Let's say I find this user agent in my Win2K/IIS website logs: Mozilla/2.0 (compatible; T-H-U-N-D-E-R-S-T-O-N-E)
Further, after some research let's say I come to the conclusion this is probably Webinator or another of Thunderstone's products.
So now I want to add them to my robots.txt file for a little while to see if they'll respect it otherwise I'll just ban their IP or domain.
What do I use for a user agent? Based on what I've seen of Brett's robots.txt file and the reading I've done about robots.txt, I don't think it's the whole entire user agent above like it would be in a browscap.ini file. Or is it? How do you determine the user agent for robots.txt unless, like some websites, there is a page about their robots including the user agent?
I appreciate your reply. And you're probably correct about this particular bot. Putting that aside for the moment, here's what I really want to know.
How do you determine the user agent for robots.txt unless, like some websites there is a page about their robots including the user agent?
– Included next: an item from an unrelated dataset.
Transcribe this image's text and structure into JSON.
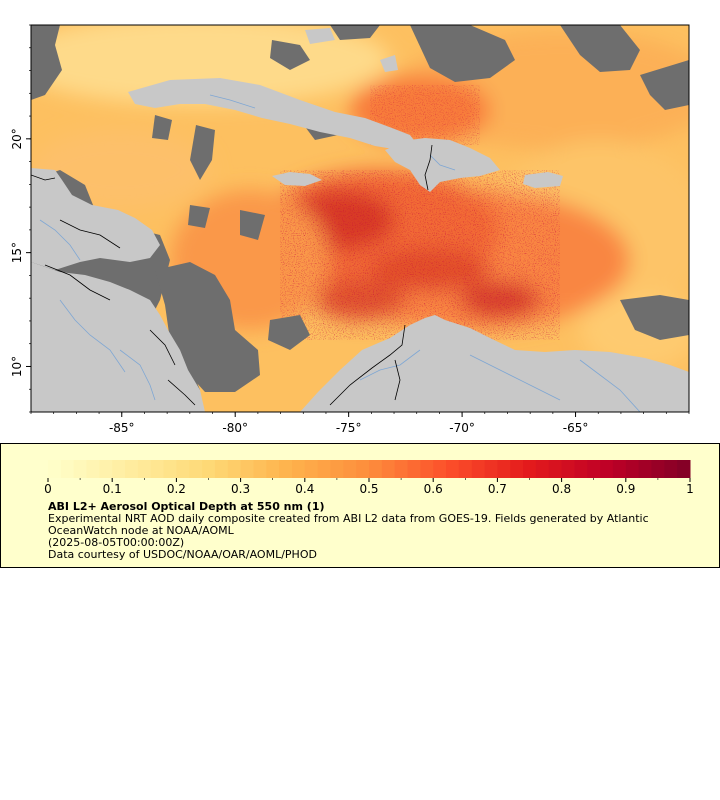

I read in the tutorial on SearchEngineWorld that I should look in my logs for GETS to robots.txt and use the user agent it shows. But that doesn't hold up in all cases because, for example, "Googlebot-Image" is what's needed for the robots.txt file but that isn't what the actual user agent is in my logs.
I don't userstand why robots.txt does not seem to use the actual user agent as found in my logs
Because you'd have to update robots.txt every time a new version of a robot was released. robots.txt is supposed to be simple protocol based on cooperation and communication. Nicknames are simple and clear: if a bot doesn't have a nickname, we know its operators are cooperating or communicating.
and how one goes about determining what user agent name to use in robots.txt.
Research, guesswork, and the counsel of your peers.
The "Ask Jeeves" bot is coming from directhit.com, so it might be a replacement for DirectHit Grabber. Grabber's exclusion name was "grabber". Try that and see what happens.
Likewise, the exclusion name for Webinator is/was just "webinator". Give it a shot.
If they don't work, all you can do is contact the bot owners and/or employ non-cooperative measures.